Will you be my friend ? Right now ! Please ... ?

On the way to Shanghai, I was sitting next to a British businessman who had arrived in Shanghai 9 months earlier. He complained … “In the UK, if you have a product and people need it, they buy it. In China, if you have a product and people need it, they will buy it ... only if they are your friend. How am I supposed to make friends in 9 months ? Why can’t they just see the value of my product without the friendship thing ?”

At the KMAP 2012 conference in Shanghai a researcher who wanted to do research in Chinese companies admitted she wasn’t successful in getting access to them. She understood the importance of quanxi (http://en.wikipedia.org/wiki/Guanxi) and asked people in the conference for help in getting her the needed contacts to make progress with her research.

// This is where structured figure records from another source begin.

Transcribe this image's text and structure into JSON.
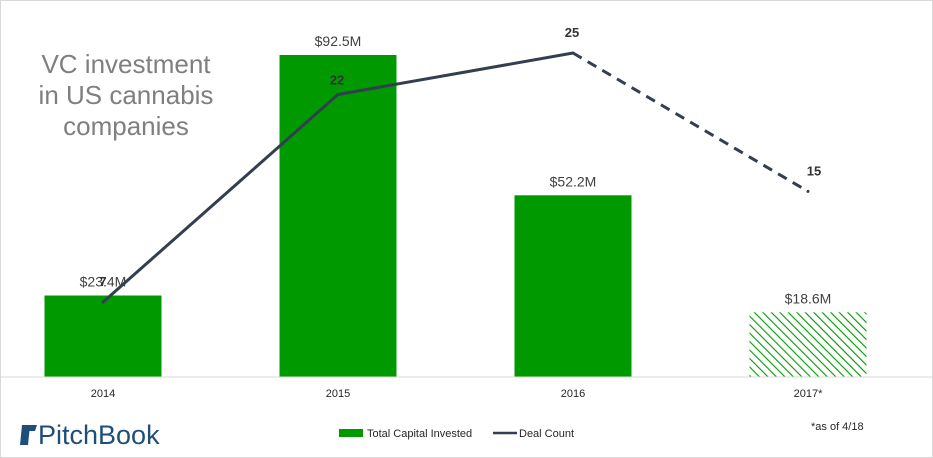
{
  "chart_data": {
    "type": "bar",
    "title": [
      "VC investment",
      "in US cannabis",
      "companies"
    ],
    "categories": [
      "2014",
      "2015",
      "2016",
      "2017*"
    ],
    "series": [
      {
        "name": "Total Capital Invested",
        "kind": "bar",
        "values": [
          23.4,
          92.5,
          52.2,
          18.6
        ],
        "labels": [
          "$23.4M",
          "$92.5M",
          "$52.2M",
          "$18.6M"
        ],
        "color": "#009900",
        "partial_last": true
      },
      {
        "name": "Deal Count",
        "kind": "line",
        "values": [
          7,
          22,
          25,
          15
        ],
        "labels": [
          "7",
          "22",
          "25",
          "15"
        ],
        "color": "#333f50",
        "dashed_last_segment": true
      }
    ],
    "bar_axis_range": [
      0,
      92.5
    ],
    "line_axis_range": [
      0,
      25
    ],
    "legend_position": "bottom",
    "grid": false,
    "note": "*as of 4/18"
  },
  "brand": {
    "name": "PitchBook",
    "color": "#1f4e79"
  }
}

Here is my advice on the importance of relationships in business based on quite a few years in Asia
- be aware of the relational characteristics of doing business in Asia; if you think that the Asians have to adapt to your approach (like the business man did) you will face frequent frustrations and won’t get very far;
- build relationships and try to enjoy the process; be active in business clubs  or chambers of commerce and give talks (not sales pitches) to share your experience; link up with your business contacts’ contacts;
- let the relationship develop: exchanging namecards, although important in Asia, does not constitute a relationship; relations take time so do not jump on every fresh contact to “sell” your service … it will surely kill the relationship;

- set realistic business targets that take the environment into account; there is ample evidence that developing a business in Asia takes time; if your business objectives don’t reflect this, you will disappoint your organization (and yourself).

At least the researcher was aware of the need to create and build on relationships. That's a necessary first step. And beyond that, creating and maintaining relationships requires genuine effort. It is a necessary time investment but one that will bear fruit for the long term.

Monday, October 1, 2012

Manufacturing Excellence. Delivered.

That is the tagline of the consulting business I am officially starting today. After more than 20 years in different international companies in the operations and manufacturing world, I am excited to use this experience to help other companies improve their performance.

for more details go to www.asioconsulting.com
When you Google for "manufacturing excellence", most of the entries you will find will focus on six sigma or lean. Or better still, lean sigma. Services around manufacturing excellence will highlight the benefits of whatever method the consulting company believes in, and state that all your pains can be solved with this method (and this method only).

Yet, in my experience, it is not the toolbox that makes the master. It is on the contrary, the team, and how this team gels and works every day to achieve the company's goals. In this respect, I like the following very simple but profound quote from Dr Alex Bennet (phrased as a hypothesis, with original stress):

The performance of your organization every day depends completely upon what every individual in your organization does that day.

The performance of the organization depends on what every individual does. Not on a few specialists focusing on a six sigma initiative, or another team working on a lean project. No, it really is about how all employees, every single day, perform to ensure the company reaches its objectives.

The second focus is on "does". It is about the action each employee takes. It is only action that can change the performance of the organization.

That, for me, is what manufacturing excellence is about: having a team that takes action every day to reach the company's objectives. And I intend to help organization in South-East Asia reaching those objectives.